1. Field of the Invention
This invention relates to the field of data processing systems. More particularly, this invention relates to data processing systems utilising register renaming so as, for example, to facilitate out-of-order processing.
2. Description of the Prior Art
It is known to provide data processing systems in which register renaming mechanisms are used whereby register specifiers for an architectural destination register (i.e. the destination register as specified within an instruction of the instruction set) is mapped to a physical register provided within the system for use in executing the associated program instruction. Such techniques are useful in avoiding write-after-read (WAR) hazards, write-after-write (WAW) hazards and in facilitating the reordering of instructions at execution time. The technique is also useful in enabling a data processing system to speculate over unresolved exception points within the program instruction flow. It will be appreciated that register renaming is useful for a variety of reasons, and is not limited in its application to out-of-order processing.
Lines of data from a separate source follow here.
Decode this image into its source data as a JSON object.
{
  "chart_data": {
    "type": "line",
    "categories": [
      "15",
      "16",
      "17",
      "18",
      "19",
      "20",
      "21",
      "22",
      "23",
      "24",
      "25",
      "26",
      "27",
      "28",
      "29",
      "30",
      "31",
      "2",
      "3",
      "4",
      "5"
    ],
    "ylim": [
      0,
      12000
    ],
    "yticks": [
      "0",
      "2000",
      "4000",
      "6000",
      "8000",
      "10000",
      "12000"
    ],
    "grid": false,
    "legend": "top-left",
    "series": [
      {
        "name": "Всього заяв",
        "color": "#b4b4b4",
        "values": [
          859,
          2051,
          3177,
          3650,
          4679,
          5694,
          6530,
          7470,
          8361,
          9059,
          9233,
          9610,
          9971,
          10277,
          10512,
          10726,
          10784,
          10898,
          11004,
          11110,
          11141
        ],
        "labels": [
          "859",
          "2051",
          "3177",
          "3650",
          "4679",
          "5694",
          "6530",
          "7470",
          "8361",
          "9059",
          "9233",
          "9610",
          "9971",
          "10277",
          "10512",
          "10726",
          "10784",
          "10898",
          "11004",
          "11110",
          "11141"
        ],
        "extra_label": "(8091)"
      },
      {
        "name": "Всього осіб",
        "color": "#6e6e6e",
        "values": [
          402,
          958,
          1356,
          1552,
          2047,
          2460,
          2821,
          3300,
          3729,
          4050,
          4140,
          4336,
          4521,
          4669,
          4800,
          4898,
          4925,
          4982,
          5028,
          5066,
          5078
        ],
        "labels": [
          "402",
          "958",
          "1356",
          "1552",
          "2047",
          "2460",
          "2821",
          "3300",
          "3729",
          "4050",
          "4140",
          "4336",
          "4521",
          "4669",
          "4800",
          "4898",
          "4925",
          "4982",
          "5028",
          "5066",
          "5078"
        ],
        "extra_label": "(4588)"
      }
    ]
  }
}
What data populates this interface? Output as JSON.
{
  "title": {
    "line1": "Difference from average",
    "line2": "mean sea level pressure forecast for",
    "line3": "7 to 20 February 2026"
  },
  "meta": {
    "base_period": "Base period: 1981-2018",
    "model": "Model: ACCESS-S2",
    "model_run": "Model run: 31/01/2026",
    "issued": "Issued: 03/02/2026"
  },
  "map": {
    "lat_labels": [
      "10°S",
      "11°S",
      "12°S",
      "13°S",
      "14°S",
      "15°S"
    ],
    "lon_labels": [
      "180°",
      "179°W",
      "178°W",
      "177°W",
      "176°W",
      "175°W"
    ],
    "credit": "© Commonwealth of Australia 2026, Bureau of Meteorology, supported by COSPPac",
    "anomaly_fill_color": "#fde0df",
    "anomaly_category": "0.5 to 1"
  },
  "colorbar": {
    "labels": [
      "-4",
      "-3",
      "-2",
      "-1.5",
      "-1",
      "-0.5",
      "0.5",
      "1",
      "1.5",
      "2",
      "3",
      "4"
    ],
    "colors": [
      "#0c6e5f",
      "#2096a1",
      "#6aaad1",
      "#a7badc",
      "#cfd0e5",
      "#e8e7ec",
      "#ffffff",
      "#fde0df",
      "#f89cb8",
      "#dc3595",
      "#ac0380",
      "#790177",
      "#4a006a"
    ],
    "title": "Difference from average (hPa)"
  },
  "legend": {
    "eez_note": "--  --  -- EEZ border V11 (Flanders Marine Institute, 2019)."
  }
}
In known register renaming techniques a processor core renames an architectural register specified by an instruction thereby allocating a new physical register to be used in place of an architectural register for each architectural destination register specifier encountered within each instruction. Once this allocation/mapping is done, then the processor core can execute the instruction using the physical registers in the “physical register world”.
There are a number of drawbacks associated with known register renaming techniques. The number of physical registers which may be provided is finite and the register renaming mechanism can run short of available physical registers to be used for mapping to architectural registers. This is particularly the case in data processing systems in which program instructions can involve the use of a large number of registers, e.g. the LDM (load multiple) instructions of the ARM instruction set of the processors produced by ARM Limited of Cambridge, England. If the register renaming mechanism runs out of available physical registers to use for the remapping then this can stall the instruction pipeline. This problem gets worse as pipeline depth increases as there will be more program instructions concurrently “in-flight” and consuming physical registers.
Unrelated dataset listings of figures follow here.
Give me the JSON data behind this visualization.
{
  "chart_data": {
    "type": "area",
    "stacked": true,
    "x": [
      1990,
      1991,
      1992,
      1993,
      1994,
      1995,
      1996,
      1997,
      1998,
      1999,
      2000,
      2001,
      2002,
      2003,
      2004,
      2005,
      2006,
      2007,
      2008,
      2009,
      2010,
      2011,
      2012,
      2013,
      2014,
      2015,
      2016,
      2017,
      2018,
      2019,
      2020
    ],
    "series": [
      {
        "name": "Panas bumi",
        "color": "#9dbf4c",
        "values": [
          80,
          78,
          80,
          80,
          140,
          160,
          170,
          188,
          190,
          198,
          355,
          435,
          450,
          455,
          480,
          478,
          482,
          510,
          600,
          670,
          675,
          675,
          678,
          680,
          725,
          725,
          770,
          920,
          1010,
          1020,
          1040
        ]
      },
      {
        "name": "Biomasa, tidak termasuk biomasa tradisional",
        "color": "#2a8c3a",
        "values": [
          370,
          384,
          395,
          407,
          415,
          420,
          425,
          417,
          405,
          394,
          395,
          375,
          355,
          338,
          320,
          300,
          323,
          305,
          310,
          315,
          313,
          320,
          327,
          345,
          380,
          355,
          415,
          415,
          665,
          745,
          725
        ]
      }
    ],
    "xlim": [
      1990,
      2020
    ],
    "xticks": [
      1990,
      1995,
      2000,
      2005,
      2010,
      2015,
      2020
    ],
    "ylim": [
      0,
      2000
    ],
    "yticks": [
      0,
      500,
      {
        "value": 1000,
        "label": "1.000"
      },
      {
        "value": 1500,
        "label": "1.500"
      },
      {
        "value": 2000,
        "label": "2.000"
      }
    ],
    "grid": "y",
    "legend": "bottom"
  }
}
One way of reducing this problem would be to provide a larger number of physical registers. However, the provision of such physical registers consumes circuit area and power, which is in itself disadvantageous.
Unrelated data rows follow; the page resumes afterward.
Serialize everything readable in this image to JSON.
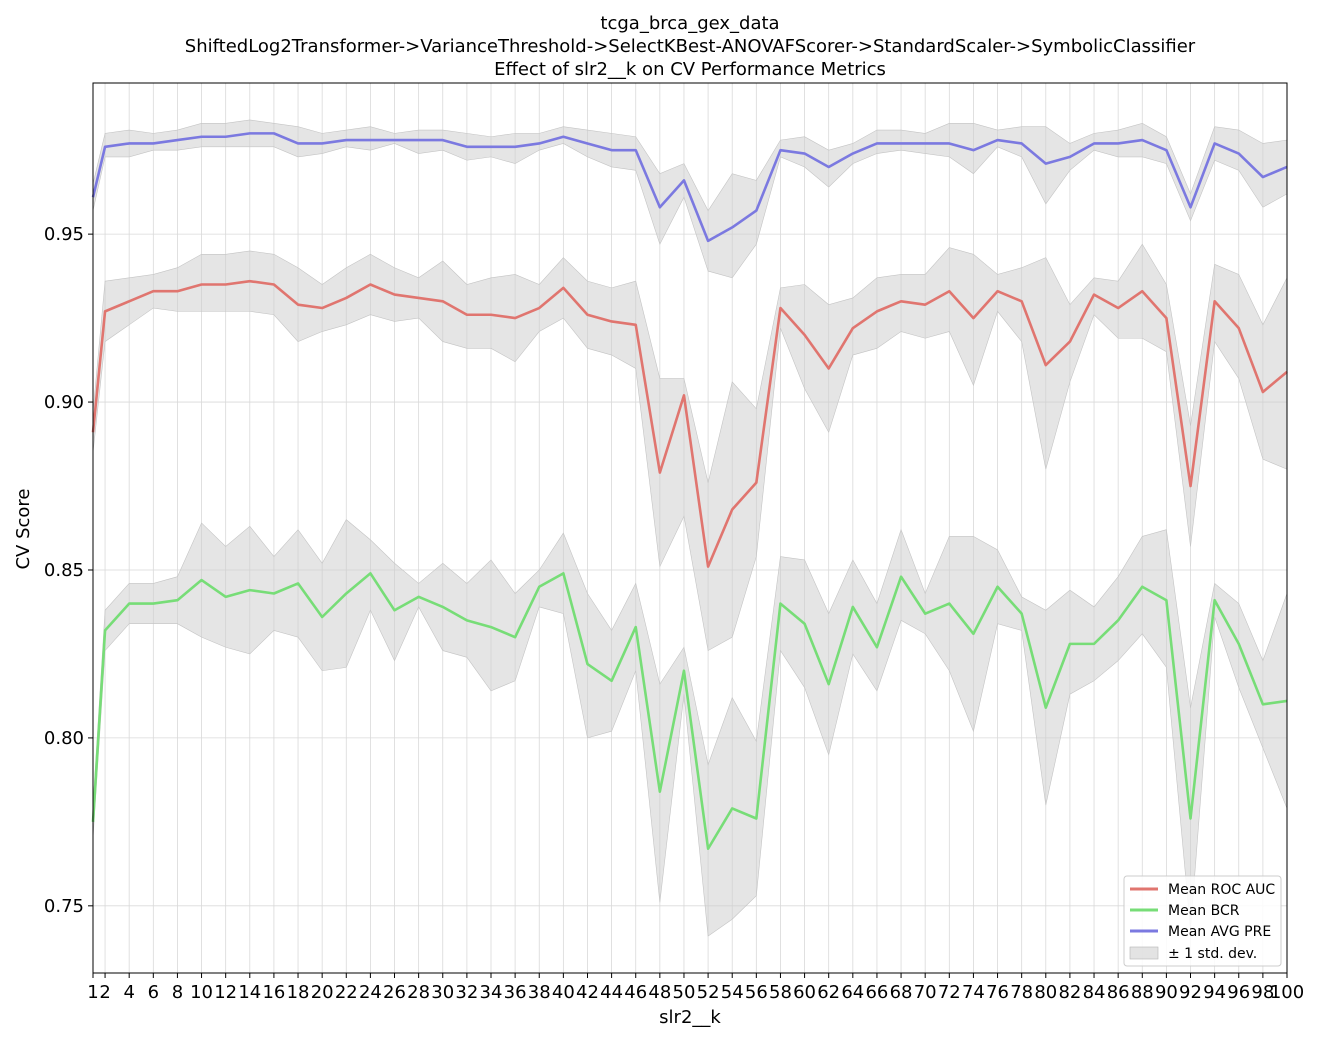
{
  "chart_data": {
    "type": "line",
    "title_lines": [
      "tcga_brca_gex_data",
      "ShiftedLog2Transformer->VarianceThreshold->SelectKBest-ANOVAFScorer->StandardScaler->SymbolicClassifier",
      "Effect of slr2__k on CV Performance Metrics"
    ],
    "xlabel": "slr2__k",
    "ylabel": "CV Score",
    "x": [
      1,
      2,
      4,
      6,
      8,
      10,
      12,
      14,
      16,
      18,
      20,
      22,
      24,
      26,
      28,
      30,
      32,
      34,
      36,
      38,
      40,
      42,
      44,
      46,
      48,
      50,
      52,
      54,
      56,
      58,
      60,
      62,
      64,
      66,
      68,
      70,
      72,
      74,
      76,
      78,
      80,
      82,
      84,
      86,
      88,
      90,
      92,
      94,
      96,
      98,
      100
    ],
    "xtick_labels": [
      "1",
      "2",
      "4",
      "6",
      "8",
      "10",
      "12",
      "14",
      "16",
      "18",
      "20",
      "22",
      "24",
      "26",
      "28",
      "30",
      "32",
      "34",
      "36",
      "38",
      "40",
      "42",
      "44",
      "46",
      "48",
      "50",
      "52",
      "54",
      "56",
      "58",
      "60",
      "62",
      "64",
      "66",
      "68",
      "70",
      "72",
      "74",
      "76",
      "78",
      "80",
      "82",
      "84",
      "86",
      "88",
      "90",
      "92",
      "94",
      "96",
      "98",
      "100"
    ],
    "yticks": [
      0.75,
      0.8,
      0.85,
      0.9,
      0.95
    ],
    "ytick_labels": [
      "0.75",
      "0.80",
      "0.85",
      "0.90",
      "0.95"
    ],
    "ylim": [
      0.73,
      0.995
    ],
    "grid": true,
    "legend_position": "bottom-right",
    "series": [
      {
        "name": "Mean ROC AUC",
        "color": "#e0756f",
        "values": [
          0.891,
          0.927,
          0.93,
          0.933,
          0.933,
          0.935,
          0.935,
          0.936,
          0.935,
          0.929,
          0.928,
          0.931,
          0.935,
          0.932,
          0.931,
          0.93,
          0.926,
          0.926,
          0.925,
          0.928,
          0.934,
          0.926,
          0.924,
          0.923,
          0.879,
          0.902,
          0.851,
          0.868,
          0.876,
          0.928,
          0.92,
          0.91,
          0.922,
          0.927,
          0.93,
          0.929,
          0.933,
          0.925,
          0.933,
          0.93,
          0.911,
          0.918,
          0.932,
          0.928,
          0.933,
          0.925,
          0.875,
          0.93,
          0.922,
          0.903,
          0.909
        ],
        "lower": [
          0.885,
          0.918,
          0.923,
          0.928,
          0.927,
          0.927,
          0.927,
          0.927,
          0.926,
          0.918,
          0.921,
          0.923,
          0.926,
          0.924,
          0.925,
          0.918,
          0.916,
          0.916,
          0.912,
          0.921,
          0.925,
          0.916,
          0.914,
          0.91,
          0.851,
          0.866,
          0.826,
          0.83,
          0.854,
          0.922,
          0.904,
          0.891,
          0.914,
          0.916,
          0.921,
          0.919,
          0.921,
          0.905,
          0.927,
          0.918,
          0.88,
          0.906,
          0.926,
          0.919,
          0.919,
          0.915,
          0.857,
          0.918,
          0.907,
          0.883,
          0.88
        ],
        "upper": [
          0.897,
          0.936,
          0.937,
          0.938,
          0.94,
          0.944,
          0.944,
          0.945,
          0.944,
          0.94,
          0.935,
          0.94,
          0.944,
          0.94,
          0.937,
          0.942,
          0.935,
          0.937,
          0.938,
          0.935,
          0.943,
          0.936,
          0.934,
          0.936,
          0.907,
          0.907,
          0.876,
          0.906,
          0.898,
          0.934,
          0.935,
          0.929,
          0.931,
          0.937,
          0.938,
          0.938,
          0.946,
          0.944,
          0.938,
          0.94,
          0.943,
          0.929,
          0.937,
          0.936,
          0.947,
          0.935,
          0.893,
          0.941,
          0.938,
          0.923,
          0.937
        ]
      },
      {
        "name": "Mean BCR",
        "color": "#77dd77",
        "values": [
          0.775,
          0.832,
          0.84,
          0.84,
          0.841,
          0.847,
          0.842,
          0.844,
          0.843,
          0.846,
          0.836,
          0.843,
          0.849,
          0.838,
          0.842,
          0.839,
          0.835,
          0.833,
          0.83,
          0.845,
          0.849,
          0.822,
          0.817,
          0.833,
          0.784,
          0.82,
          0.767,
          0.779,
          0.776,
          0.84,
          0.834,
          0.816,
          0.839,
          0.827,
          0.848,
          0.837,
          0.84,
          0.831,
          0.845,
          0.837,
          0.809,
          0.828,
          0.828,
          0.835,
          0.845,
          0.841,
          0.776,
          0.841,
          0.828,
          0.81,
          0.811
        ],
        "lower": [
          0.77,
          0.826,
          0.834,
          0.834,
          0.834,
          0.83,
          0.827,
          0.825,
          0.832,
          0.83,
          0.82,
          0.821,
          0.838,
          0.823,
          0.839,
          0.826,
          0.824,
          0.814,
          0.817,
          0.839,
          0.837,
          0.8,
          0.802,
          0.82,
          0.751,
          0.813,
          0.741,
          0.746,
          0.753,
          0.826,
          0.815,
          0.795,
          0.825,
          0.814,
          0.835,
          0.831,
          0.82,
          0.802,
          0.834,
          0.832,
          0.78,
          0.813,
          0.817,
          0.823,
          0.831,
          0.821,
          0.743,
          0.836,
          0.815,
          0.797,
          0.779
        ],
        "upper": [
          0.78,
          0.838,
          0.846,
          0.846,
          0.848,
          0.864,
          0.857,
          0.863,
          0.854,
          0.862,
          0.852,
          0.865,
          0.859,
          0.852,
          0.846,
          0.852,
          0.846,
          0.853,
          0.843,
          0.85,
          0.861,
          0.843,
          0.832,
          0.846,
          0.816,
          0.827,
          0.792,
          0.812,
          0.799,
          0.854,
          0.853,
          0.837,
          0.853,
          0.84,
          0.862,
          0.843,
          0.86,
          0.86,
          0.856,
          0.842,
          0.838,
          0.844,
          0.839,
          0.848,
          0.86,
          0.862,
          0.809,
          0.846,
          0.84,
          0.823,
          0.843
        ]
      },
      {
        "name": "Mean AVG PRE",
        "color": "#7b79e0",
        "values": [
          0.961,
          0.976,
          0.977,
          0.977,
          0.978,
          0.979,
          0.979,
          0.98,
          0.98,
          0.977,
          0.977,
          0.978,
          0.978,
          0.978,
          0.978,
          0.978,
          0.976,
          0.976,
          0.976,
          0.977,
          0.979,
          0.977,
          0.975,
          0.975,
          0.958,
          0.966,
          0.948,
          0.952,
          0.957,
          0.975,
          0.974,
          0.97,
          0.974,
          0.977,
          0.977,
          0.977,
          0.977,
          0.975,
          0.978,
          0.977,
          0.971,
          0.973,
          0.977,
          0.977,
          0.978,
          0.975,
          0.958,
          0.977,
          0.974,
          0.967,
          0.97
        ],
        "lower": [
          0.957,
          0.973,
          0.973,
          0.975,
          0.975,
          0.976,
          0.976,
          0.976,
          0.976,
          0.973,
          0.974,
          0.976,
          0.975,
          0.977,
          0.974,
          0.975,
          0.972,
          0.973,
          0.971,
          0.975,
          0.977,
          0.973,
          0.97,
          0.969,
          0.947,
          0.961,
          0.939,
          0.937,
          0.947,
          0.973,
          0.97,
          0.964,
          0.971,
          0.974,
          0.975,
          0.974,
          0.973,
          0.968,
          0.976,
          0.973,
          0.959,
          0.969,
          0.975,
          0.973,
          0.973,
          0.971,
          0.954,
          0.972,
          0.969,
          0.958,
          0.962
        ],
        "upper": [
          0.965,
          0.98,
          0.981,
          0.98,
          0.981,
          0.983,
          0.983,
          0.984,
          0.983,
          0.982,
          0.98,
          0.981,
          0.982,
          0.98,
          0.981,
          0.981,
          0.98,
          0.979,
          0.98,
          0.98,
          0.982,
          0.981,
          0.98,
          0.979,
          0.968,
          0.971,
          0.957,
          0.968,
          0.966,
          0.978,
          0.979,
          0.975,
          0.977,
          0.981,
          0.981,
          0.98,
          0.983,
          0.983,
          0.981,
          0.982,
          0.982,
          0.977,
          0.98,
          0.981,
          0.983,
          0.979,
          0.962,
          0.982,
          0.981,
          0.977,
          0.978
        ]
      }
    ],
    "band_label": "± 1 std. dev.",
    "band_color": "#cccccc"
  }
}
Another problem associated with register renaming techniques is that the register renaming processing mechanisms themselves consume power and have a finite bandwidth. Signal values transitioning within the register renaming mechanisms to perform mappings for every architectural destination register encountered within an instruction represent a significant source of energy consumption. Furthermore, when some instructions may have a large number of architectural destination registers, either a disadvantageously large register renaming mechanism has to be provided in order that these renaming operations can all be performed in parallel, or the renaming operations have to be serially performed with a consequent potential for stalls and/or delayed processing.